Da gibt es keine festen Regeln. Oft ist es sinn­voll, Anwälte zu beteiligen, wenn Behörden eine Leistung ablehnen. Dann planen wir, das Verfahren zielge­richtet zum Erfolg zu führen und keinen recht­lich ungüns­tigen Vortrag zu bringen, den man hinterher schwer aus den Akten schaffen kann. Klage- oder gar Eilverfahren sollten Eltern in der Regel mit einem Anwalt betreiben. Dafür gibt es gegebenenfalls Prozess­kosten­hilfe. Allerdings brauchen auch Anwälte die Mitarbeit der Mandanten. Die Vorstellung, ein Anwalt regele schon alles, trifft nicht zu.

Welchen Rat können Sie betroffenen Eltern mitgeben?

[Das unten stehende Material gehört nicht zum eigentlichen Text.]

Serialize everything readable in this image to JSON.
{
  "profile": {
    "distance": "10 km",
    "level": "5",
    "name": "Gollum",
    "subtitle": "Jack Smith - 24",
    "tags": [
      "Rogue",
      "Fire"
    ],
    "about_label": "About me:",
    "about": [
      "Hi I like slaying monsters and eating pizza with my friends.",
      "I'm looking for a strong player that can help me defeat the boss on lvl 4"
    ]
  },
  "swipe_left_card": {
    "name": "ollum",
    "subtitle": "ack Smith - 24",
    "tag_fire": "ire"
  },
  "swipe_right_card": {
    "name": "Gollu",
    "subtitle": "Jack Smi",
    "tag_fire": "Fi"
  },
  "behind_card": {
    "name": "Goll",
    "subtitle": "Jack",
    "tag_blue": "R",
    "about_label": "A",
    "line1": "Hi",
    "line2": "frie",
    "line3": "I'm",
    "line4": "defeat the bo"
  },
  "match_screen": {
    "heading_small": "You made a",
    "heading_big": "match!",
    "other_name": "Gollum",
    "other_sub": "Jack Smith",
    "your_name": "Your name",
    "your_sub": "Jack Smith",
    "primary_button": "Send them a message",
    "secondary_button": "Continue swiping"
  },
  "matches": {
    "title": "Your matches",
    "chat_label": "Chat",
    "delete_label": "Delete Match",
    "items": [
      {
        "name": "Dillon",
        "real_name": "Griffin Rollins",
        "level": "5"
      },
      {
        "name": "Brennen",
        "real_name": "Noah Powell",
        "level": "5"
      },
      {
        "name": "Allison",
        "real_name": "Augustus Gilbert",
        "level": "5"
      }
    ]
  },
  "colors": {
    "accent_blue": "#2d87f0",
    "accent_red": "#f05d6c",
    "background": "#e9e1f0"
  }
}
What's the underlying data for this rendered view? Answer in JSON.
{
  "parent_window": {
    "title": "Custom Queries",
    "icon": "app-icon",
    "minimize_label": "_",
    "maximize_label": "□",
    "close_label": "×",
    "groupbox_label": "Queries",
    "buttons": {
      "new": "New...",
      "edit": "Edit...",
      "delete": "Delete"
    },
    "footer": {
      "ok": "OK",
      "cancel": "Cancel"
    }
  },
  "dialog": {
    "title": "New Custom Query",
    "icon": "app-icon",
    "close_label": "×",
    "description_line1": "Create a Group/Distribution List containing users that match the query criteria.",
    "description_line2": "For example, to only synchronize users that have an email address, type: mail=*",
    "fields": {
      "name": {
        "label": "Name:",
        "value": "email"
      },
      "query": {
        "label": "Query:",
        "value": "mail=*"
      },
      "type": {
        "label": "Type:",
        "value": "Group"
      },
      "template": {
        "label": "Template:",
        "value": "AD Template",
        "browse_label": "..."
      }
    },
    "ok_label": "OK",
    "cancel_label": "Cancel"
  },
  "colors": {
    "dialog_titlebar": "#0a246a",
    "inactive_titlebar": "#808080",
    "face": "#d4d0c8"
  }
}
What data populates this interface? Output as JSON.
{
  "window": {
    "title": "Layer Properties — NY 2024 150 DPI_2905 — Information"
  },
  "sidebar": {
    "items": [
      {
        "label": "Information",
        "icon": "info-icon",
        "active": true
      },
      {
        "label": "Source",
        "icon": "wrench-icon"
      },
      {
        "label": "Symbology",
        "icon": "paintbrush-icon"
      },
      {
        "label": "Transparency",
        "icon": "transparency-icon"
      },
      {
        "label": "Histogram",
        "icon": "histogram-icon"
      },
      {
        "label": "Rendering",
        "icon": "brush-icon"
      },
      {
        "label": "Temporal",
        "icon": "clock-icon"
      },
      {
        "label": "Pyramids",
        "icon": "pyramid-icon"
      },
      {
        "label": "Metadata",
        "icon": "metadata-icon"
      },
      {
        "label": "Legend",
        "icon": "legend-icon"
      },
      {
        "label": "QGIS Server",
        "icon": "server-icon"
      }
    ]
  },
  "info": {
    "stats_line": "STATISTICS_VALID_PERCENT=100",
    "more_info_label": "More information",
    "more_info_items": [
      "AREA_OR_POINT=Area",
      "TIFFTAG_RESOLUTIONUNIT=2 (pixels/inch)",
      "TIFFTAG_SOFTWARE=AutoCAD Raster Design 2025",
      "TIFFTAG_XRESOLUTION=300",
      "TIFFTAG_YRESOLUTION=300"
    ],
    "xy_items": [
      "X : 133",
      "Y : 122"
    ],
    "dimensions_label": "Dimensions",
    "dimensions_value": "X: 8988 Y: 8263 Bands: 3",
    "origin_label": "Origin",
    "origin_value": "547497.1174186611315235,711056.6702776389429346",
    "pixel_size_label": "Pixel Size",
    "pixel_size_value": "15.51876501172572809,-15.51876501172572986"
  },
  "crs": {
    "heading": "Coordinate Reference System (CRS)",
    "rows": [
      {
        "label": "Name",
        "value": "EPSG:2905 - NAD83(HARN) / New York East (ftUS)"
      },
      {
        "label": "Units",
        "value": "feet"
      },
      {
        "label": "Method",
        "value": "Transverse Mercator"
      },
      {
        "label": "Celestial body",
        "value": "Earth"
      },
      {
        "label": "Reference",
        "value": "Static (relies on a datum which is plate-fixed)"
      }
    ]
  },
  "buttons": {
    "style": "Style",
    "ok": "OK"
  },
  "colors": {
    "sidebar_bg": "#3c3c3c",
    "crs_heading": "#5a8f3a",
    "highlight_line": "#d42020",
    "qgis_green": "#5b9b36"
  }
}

Tauschen Sie sich mit Menschen in ähnlicher Lage aus. Lassen Sie sich nicht alles gefallen, aber erhalten Sie sich die Fähig­keit, auch mal aufzugeben und Kompromisse einzugehen. Nehmen Sie Ihre Interessen und die Ihres Kindes ernst, teilen Sie aber auch Ihre Kräfte ein. Sie können nicht jeden Streit führen. Und Anwälte, die Sie immer nur bestärken, sind nicht notwendiger­weise Ihre besten Freunde. Sie haben auch eigene Interessen.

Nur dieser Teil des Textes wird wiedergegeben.